Des scientifiques ont découvert au Brésil deux nouveaux types de virus dont la taille et la complexité génétique sont telles qu’il faudra peut-être repenser la définition exacte des virus.
Les deux nouvelles souches – baptisées Tupanvirus, du nom du dieu brésilien du tonnerre Tupã dans la mythologie guaranie – sont aussi prodigieuses que leur homonyme et, bien qu’elles ne constituent pas une menace pour l’homme, leur existence remet en question les frontières scientifiques qui définissent ce qu’est un virus.
Le Tupanvirus soda lake et le Tupanvirus deep ocean, tous deux nommés en référence aux habitats aquatiques extrêmes dans lesquels ils ont été découverts, ne sont pas seulement parmi les plus grands virus jamais découverts, ils contiennent également le plus grand nombre de mécanismes de fabrication de protéines parmi tous les virus découverts à ce jour.
Les souches, dont les formes à queue optiquement visibles peuvent atteindre une longueur de 2,3 micromètres, comprennent quelque 1,5 million de paires de bases d’ADN, avec suffisamment de gènes codant pour produire jusqu’à 1 425 types de protéines.
En termes de synthèse protéique, cela leur confère “le plus grand appareil de traduction de la virosphère connue”, explique une équipe de recherche dirigée par le virologue Bernard La Scola de l’université d’Aix-Marseille, en France.
Cet appareil place le Tupanvirus dans la famille des virus Mimiviridae, nommée d’après le Mimivirus, qui a été identifié en 2003 – à l’époque, il s’agissait du virus ayant le plus grand diamètre de capside jamais découvert, entre autres attributs notables.
Avant Mimivirus, les virus étaient largement considérés comme totalement distincts des créatures “vivantes”, leur incapacité à synthétiser des protéines (et donc à produire leur propre énergie) étant l’une des raisons pour lesquelles les scientifiques les excluaient de la classification parmi les organismes cellulaires.
Mais la complexité génétique du Mimivirus – et celle d’autres virus géants qui ont été découverts par la suite – remet en question cette frontière théorique, car ils portent des gènes capables de réparer l’ADN, de le répliquer, de le transcrire et de le traduire.
“Avec la découverte des supervirus, nous avons vu que ces gènes peuvent être présents dans les génomes viraux”, a déclaré Jônatas Abrahão, membre de l’équipe à l’origine de l’étude sur le Tupanvirus, au journal brésilien Estadão en portugais.
Et plus nous en apprenons sur les virus géants, plus nous apprenons ce dont ils sont capables.
Les souches de Tupanvirus ne se contentent pas de posséder un ensemble (presque) complet de gènes nécessaires à la production de protéines : environ 30 % de leur génome est inconnu de la science, n’ayant pas encore été découvert dans les domaines des archées, des bactéries et des eucaryas.

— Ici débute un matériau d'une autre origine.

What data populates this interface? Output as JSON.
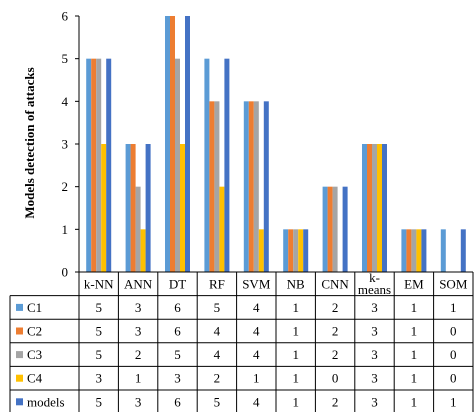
{
  "chart_data": {
    "type": "bar",
    "title": "",
    "xlabel": "",
    "ylabel": "Models detection of attacks",
    "ylim": [
      0,
      6
    ],
    "yticks": [
      0,
      1,
      2,
      3,
      4,
      5,
      6
    ],
    "grid": false,
    "legend": "data table below chart",
    "categories": [
      "k-NN",
      "ANN",
      "DT",
      "RF",
      "SVM",
      "NB",
      "CNN",
      "k-means",
      "EM",
      "SOM"
    ],
    "series": [
      {
        "name": "C1",
        "color": "#5B9BD5",
        "values": [
          5,
          3,
          6,
          5,
          4,
          1,
          2,
          3,
          1,
          1
        ]
      },
      {
        "name": "C2",
        "color": "#ED7D31",
        "values": [
          5,
          3,
          6,
          4,
          4,
          1,
          2,
          3,
          1,
          0
        ]
      },
      {
        "name": "C3",
        "color": "#A5A5A5",
        "values": [
          5,
          2,
          5,
          4,
          4,
          1,
          2,
          3,
          1,
          0
        ]
      },
      {
        "name": "C4",
        "color": "#FFC000",
        "values": [
          3,
          1,
          3,
          2,
          1,
          1,
          0,
          3,
          1,
          0
        ]
      },
      {
        "name": "models",
        "color": "#4472C4",
        "values": [
          5,
          3,
          6,
          5,
          4,
          1,
          2,
          3,
          1,
          1
        ]
      }
    ]
  }
}
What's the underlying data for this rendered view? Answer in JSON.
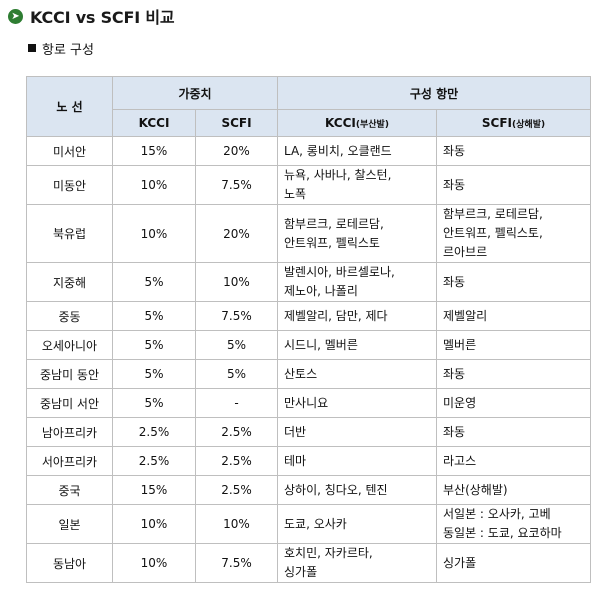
{
  "title": "KCCI vs SCFI 비교",
  "subtitle": "항로 구성",
  "table": {
    "header_route": "노 선",
    "header_weight": "가중치",
    "header_ports": "구성 항만",
    "sub_kcci": "KCCI",
    "sub_scfi": "SCFI",
    "sub_kcci_port_main": "KCCI",
    "sub_kcci_port_note": "(부산발)",
    "sub_scfi_port_main": "SCFI",
    "sub_scfi_port_note": "(상해발)",
    "rows": [
      {
        "route": "미서안",
        "kcci_w": "15%",
        "scfi_w": "20%",
        "kcci_ports": [
          "LA, 롱비치, 오클랜드"
        ],
        "scfi_ports": [
          "좌동"
        ]
      },
      {
        "route": "미동안",
        "kcci_w": "10%",
        "scfi_w": "7.5%",
        "kcci_ports": [
          "뉴욕, 사바나, 찰스턴,",
          "노폭"
        ],
        "scfi_ports": [
          "좌동"
        ]
      },
      {
        "route": "북유럽",
        "kcci_w": "10%",
        "scfi_w": "20%",
        "kcci_ports": [
          "함부르크, 로테르담,",
          "안트워프, 펠릭스토"
        ],
        "scfi_ports": [
          "함부르크, 로테르담,",
          "안트워프, 펠릭스토,",
          "르아브르"
        ]
      },
      {
        "route": "지중해",
        "kcci_w": "5%",
        "scfi_w": "10%",
        "kcci_ports": [
          "발렌시아, 바르셀로나,",
          "제노아, 나폴리"
        ],
        "scfi_ports": [
          "좌동"
        ]
      },
      {
        "route": "중동",
        "kcci_w": "5%",
        "scfi_w": "7.5%",
        "kcci_ports": [
          "제벨알리, 담만, 제다"
        ],
        "scfi_ports": [
          "제벨알리"
        ]
      },
      {
        "route": "오세아니아",
        "kcci_w": "5%",
        "scfi_w": "5%",
        "kcci_ports": [
          "시드니, 멜버른"
        ],
        "scfi_ports": [
          "멜버른"
        ]
      },
      {
        "route": "중남미 동안",
        "kcci_w": "5%",
        "scfi_w": "5%",
        "kcci_ports": [
          "산토스"
        ],
        "scfi_ports": [
          "좌동"
        ]
      },
      {
        "route": "중남미 서안",
        "kcci_w": "5%",
        "scfi_w": "-",
        "kcci_ports": [
          "만사니요"
        ],
        "scfi_ports": [
          "미운영"
        ]
      },
      {
        "route": "남아프리카",
        "kcci_w": "2.5%",
        "scfi_w": "2.5%",
        "kcci_ports": [
          "더반"
        ],
        "scfi_ports": [
          "좌동"
        ]
      },
      {
        "route": "서아프리카",
        "kcci_w": "2.5%",
        "scfi_w": "2.5%",
        "kcci_ports": [
          "테마"
        ],
        "scfi_ports": [
          "라고스"
        ]
      },
      {
        "route": "중국",
        "kcci_w": "15%",
        "scfi_w": "2.5%",
        "kcci_ports": [
          "상하이, 칭다오, 텐진"
        ],
        "scfi_ports": [
          "부산(상해발)"
        ]
      },
      {
        "route": "일본",
        "kcci_w": "10%",
        "scfi_w": "10%",
        "kcci_ports": [
          "도쿄, 오사카"
        ],
        "scfi_ports": [
          "서일본 : 오사카, 고베",
          "동일본 : 도쿄, 요코하마"
        ]
      },
      {
        "route": "동남아",
        "kcci_w": "10%",
        "scfi_w": "7.5%",
        "kcci_ports": [
          "호치민, 자카르타,",
          "싱가폴"
        ],
        "scfi_ports": [
          "싱가폴"
        ]
      }
    ]
  }
}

De toute évidence, il reste encore beaucoup à apprendre sur le Tupanvirus et les virus géants en général, mais la bonne nouvelle est que cette nouvelle entité – quelle que soit la catégorie à laquelle elle appartient exactement – ne constitue pas une menace pour l’homme, mais uniquement pour les amibes.
Mais si vous êtes une amibe, nous avons de mauvaises nouvelles.
“Comme d’autres virus géants qui ont été découverts dans le passé, le Tupanvirus infecte les amibes”, explique M. Abrahão.
“La différence est qu’il est beaucoup plus généraliste : contrairement aux autres, il est capable d’infecter différents types d’amibes”
Les résultats sont rapportés dans la revue Nature Communications.